STAY CALM - If you see a bear and it hasn't seen you, calmly leave the area. A you move away, talk aloud to let the bear discover your presence. Don't turn around and try to run from it. This will excite the bear. It can easily outrun you.

Back away slowly while facing the bear. Avoid direct eye contact as bears may perceive this as a threat. Give the bear plenty of room to escape. Wild bears rarely attack people unless they feel threatened or provoked.

If on a trail, step off the trail on the downhill side and slowly leave the area. Don't run or make any sudden movements. Running is likely to prompt the bear to give chase and you can't outrun a bear.

If a bear visits your campsite, try to scare it away by making noise. If this doesn't work, leave immediately.

SPEAK SOFTLY - This may reassure the bear that no harm is meant to it. Try not to show fear.

Bears use all their senses to try to identify what you are. REMEMBER: Their eyesight is good and their sense of smell is acute. If a bear stands upright or moves closer, it may be trying to detect smells in the air. This isn't a sign of aggression.

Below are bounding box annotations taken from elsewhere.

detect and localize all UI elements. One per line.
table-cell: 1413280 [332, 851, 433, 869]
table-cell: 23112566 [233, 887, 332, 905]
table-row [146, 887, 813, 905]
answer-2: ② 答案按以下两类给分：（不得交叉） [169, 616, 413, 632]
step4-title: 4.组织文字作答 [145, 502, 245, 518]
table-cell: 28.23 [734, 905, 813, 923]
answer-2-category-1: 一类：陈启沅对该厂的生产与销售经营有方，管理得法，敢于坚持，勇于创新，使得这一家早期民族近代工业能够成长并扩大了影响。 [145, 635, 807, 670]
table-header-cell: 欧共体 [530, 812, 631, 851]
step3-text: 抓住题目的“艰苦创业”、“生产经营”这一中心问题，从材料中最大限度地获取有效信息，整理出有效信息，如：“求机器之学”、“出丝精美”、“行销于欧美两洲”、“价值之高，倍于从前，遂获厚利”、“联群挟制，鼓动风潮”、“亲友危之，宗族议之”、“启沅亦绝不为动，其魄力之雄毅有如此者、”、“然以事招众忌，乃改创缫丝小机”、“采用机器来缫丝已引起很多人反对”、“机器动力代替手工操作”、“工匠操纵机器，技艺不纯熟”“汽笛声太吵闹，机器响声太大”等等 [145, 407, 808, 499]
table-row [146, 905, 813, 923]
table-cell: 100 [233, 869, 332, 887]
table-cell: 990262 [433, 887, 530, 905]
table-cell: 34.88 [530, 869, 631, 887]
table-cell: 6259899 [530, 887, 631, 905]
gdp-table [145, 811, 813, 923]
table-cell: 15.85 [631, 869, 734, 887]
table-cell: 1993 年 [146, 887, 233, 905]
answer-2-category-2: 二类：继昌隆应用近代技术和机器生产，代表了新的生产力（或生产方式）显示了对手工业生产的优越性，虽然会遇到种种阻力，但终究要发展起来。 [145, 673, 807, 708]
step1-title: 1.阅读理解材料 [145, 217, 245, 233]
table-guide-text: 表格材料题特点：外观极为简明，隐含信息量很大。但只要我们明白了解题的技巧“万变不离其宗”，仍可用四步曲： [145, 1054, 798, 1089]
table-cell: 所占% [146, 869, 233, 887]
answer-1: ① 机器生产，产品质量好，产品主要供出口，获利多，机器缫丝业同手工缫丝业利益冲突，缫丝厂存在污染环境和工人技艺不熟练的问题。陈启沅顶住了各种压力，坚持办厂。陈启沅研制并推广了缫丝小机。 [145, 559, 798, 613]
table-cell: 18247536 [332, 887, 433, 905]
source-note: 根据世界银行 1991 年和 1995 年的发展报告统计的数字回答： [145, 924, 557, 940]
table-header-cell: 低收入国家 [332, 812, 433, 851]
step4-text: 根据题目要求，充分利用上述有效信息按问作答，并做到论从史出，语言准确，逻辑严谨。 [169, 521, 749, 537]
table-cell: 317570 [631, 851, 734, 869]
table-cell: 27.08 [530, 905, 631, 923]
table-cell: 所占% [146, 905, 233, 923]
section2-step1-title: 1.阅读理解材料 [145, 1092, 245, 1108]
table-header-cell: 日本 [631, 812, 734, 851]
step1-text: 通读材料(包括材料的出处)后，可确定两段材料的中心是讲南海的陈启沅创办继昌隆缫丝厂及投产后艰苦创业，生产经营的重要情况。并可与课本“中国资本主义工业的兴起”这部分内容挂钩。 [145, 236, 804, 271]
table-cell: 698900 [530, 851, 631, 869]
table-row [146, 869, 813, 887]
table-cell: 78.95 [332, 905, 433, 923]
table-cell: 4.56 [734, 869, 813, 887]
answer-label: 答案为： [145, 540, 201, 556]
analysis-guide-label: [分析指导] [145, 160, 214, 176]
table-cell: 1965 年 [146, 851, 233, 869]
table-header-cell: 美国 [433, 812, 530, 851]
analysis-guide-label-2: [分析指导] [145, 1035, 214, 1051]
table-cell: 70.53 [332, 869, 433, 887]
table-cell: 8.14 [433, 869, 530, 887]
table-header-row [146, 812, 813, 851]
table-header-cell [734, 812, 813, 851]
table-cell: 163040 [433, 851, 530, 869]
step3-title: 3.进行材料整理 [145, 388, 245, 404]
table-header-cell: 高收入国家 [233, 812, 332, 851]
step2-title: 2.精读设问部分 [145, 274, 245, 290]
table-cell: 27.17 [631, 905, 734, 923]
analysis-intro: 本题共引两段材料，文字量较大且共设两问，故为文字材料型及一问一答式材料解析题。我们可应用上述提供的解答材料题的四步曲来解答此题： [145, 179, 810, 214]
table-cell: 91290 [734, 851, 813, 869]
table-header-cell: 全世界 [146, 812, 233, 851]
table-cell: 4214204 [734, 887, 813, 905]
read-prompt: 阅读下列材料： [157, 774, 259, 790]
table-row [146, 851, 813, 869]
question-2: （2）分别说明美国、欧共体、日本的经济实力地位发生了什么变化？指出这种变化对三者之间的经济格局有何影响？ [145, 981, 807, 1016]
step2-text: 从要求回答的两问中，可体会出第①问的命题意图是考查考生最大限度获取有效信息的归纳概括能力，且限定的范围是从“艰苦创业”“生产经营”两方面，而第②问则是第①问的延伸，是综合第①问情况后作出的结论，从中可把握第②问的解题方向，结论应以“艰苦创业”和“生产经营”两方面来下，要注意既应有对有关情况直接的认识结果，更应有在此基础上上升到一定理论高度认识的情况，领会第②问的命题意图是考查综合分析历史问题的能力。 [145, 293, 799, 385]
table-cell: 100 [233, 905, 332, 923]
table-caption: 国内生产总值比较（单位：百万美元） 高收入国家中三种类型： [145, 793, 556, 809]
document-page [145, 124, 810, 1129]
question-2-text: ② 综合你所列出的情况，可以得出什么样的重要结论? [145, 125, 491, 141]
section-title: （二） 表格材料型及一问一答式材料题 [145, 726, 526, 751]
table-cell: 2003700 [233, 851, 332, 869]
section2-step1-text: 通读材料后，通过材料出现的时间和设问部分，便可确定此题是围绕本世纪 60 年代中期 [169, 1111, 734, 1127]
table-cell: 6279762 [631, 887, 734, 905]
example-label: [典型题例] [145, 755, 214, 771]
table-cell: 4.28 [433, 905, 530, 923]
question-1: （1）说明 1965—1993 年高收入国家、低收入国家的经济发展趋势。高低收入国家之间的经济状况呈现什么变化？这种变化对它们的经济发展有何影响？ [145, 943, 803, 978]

Once it identifies you, it may leave the area or try to intimidate you by charging to within a few feet before it withdraws.

FIGHT BACK - In the worst-case scenario that a bear should attack, try to distract it by dropping a back pack or item of clothing. If that doesn't work, fight back vigorously. Black bears have been driven away when people have fought back with rocks, sticks, binoculars and even their bare hands.

If you are caught by a bear, try playing dead, lying on your stomach or side with your legs drawn up to your chest. Clasp your hands over the back of your neck. Bears have passed by people in this position without harming it.

BEAR SIGHTS AND SOUNDS

Black bear tracks are very distinctive - the hind footprint resembles that of a human. All bears have five toes, with the front foot short and about four to five inches wide. The hind foot is long and narrow, measuring about seven inches. Claw marks may or may not be visible.

Bears use trails just as people do since it's easier to travel on a trail than through underbrush. Being aware of tracks, droppings and other bear signs (claw marks on trees, rotten logs ripped apart and hair on tree bark from rubbing), will allow you to determine the presence of bears.

It's easy to recognize a black bear's sizable droppings of plant leaves, partly digested berries, seeds or animal hair.

Black bears are intelligent and curious. They can see colors, form and movement. Although their vision on good, they generally rely on their acute sense of smell and hearing to locate food and warn them of danger.

Adult black bears make a variety of sounds. However, the most commonly heard sounds are woofing and jaw-popping. The young ones whimper and bawl.